Nuestro Estatuto es el único que no ha experimentado actualización o mejora alguna. Y no es una mera cuestión estética: un mejor autogobierno requiere un renovado texto estatutario, y hay margen de mejora importante en lo competencial, en lo transfronterizo, en reforzar y ampliar el elenco de derechos de la ciudadanía, en la dimensión social del autogobierno o en la mejora de la gobernanza interna de nuestras instituciones de autogobierno, entre otros ámbitos.

El Estatuto de Gernika ha sido el instrumento jurídico-político que ha permitido la institucionalización de Euskadi. Estos años han demostrado que la confianza en nuestras instituciones y la gestión del autogobierno nos han permitido alcanzar un alto grado de progreso, bienestar y justicia social.

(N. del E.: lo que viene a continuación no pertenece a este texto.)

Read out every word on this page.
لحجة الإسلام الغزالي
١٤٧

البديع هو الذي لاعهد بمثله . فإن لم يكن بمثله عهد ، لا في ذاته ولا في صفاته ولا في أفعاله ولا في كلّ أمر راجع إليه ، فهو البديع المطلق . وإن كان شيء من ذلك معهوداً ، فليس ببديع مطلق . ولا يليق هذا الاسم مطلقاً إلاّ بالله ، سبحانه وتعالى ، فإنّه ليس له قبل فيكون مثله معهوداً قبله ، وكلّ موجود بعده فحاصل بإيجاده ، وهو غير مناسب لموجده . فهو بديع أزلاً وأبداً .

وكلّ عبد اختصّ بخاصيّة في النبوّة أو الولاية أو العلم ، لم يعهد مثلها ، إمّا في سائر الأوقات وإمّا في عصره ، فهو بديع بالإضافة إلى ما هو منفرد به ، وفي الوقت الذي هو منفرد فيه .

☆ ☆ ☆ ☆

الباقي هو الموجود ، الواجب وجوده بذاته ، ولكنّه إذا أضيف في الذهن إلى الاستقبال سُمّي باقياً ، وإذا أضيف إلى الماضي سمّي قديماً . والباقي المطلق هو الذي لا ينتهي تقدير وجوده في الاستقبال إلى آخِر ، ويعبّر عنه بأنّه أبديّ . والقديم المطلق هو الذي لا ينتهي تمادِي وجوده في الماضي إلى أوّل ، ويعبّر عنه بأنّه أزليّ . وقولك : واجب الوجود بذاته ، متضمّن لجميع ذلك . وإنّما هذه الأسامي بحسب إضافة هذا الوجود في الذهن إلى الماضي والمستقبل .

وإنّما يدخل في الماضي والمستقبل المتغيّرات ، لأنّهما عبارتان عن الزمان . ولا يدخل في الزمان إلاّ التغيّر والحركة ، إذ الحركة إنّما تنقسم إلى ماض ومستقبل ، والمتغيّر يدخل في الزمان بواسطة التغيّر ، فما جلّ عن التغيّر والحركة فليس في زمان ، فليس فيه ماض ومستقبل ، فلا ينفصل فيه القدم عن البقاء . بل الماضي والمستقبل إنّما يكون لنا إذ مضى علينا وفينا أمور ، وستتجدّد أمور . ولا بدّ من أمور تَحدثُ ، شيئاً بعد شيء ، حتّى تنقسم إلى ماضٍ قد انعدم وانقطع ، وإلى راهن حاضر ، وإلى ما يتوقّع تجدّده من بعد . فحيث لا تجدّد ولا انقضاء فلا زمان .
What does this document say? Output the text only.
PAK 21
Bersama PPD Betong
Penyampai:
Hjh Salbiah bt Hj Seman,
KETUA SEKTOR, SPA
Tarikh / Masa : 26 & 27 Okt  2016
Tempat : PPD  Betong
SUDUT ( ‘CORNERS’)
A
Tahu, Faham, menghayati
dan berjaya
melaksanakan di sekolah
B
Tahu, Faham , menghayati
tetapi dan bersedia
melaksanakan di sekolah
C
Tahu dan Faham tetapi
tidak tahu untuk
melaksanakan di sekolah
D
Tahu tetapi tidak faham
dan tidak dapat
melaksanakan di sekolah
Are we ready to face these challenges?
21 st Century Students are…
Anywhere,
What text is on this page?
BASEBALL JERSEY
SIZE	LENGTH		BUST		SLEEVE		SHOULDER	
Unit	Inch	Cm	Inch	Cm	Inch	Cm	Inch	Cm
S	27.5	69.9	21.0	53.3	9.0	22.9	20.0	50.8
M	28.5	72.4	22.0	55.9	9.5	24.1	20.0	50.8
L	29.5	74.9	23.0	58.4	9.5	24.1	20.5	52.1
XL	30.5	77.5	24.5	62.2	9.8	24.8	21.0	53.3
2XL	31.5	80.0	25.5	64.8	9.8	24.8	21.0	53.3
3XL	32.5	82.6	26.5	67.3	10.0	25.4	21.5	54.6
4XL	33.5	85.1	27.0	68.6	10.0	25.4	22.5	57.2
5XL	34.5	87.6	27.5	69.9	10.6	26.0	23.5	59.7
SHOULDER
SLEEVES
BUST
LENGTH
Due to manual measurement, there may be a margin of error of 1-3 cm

La realidad objetiva es que 40 años más tarde se ha producido una pérdida paulatina del valor del Estatuto de Gernika, proceso que de facto ha supuesto la desnaturalización del autogobierno generando un alto grado de desilusión y una percepción mayoritaria de decepción. En la práctica se está negando por parte del Estado la realidad nacional vasca.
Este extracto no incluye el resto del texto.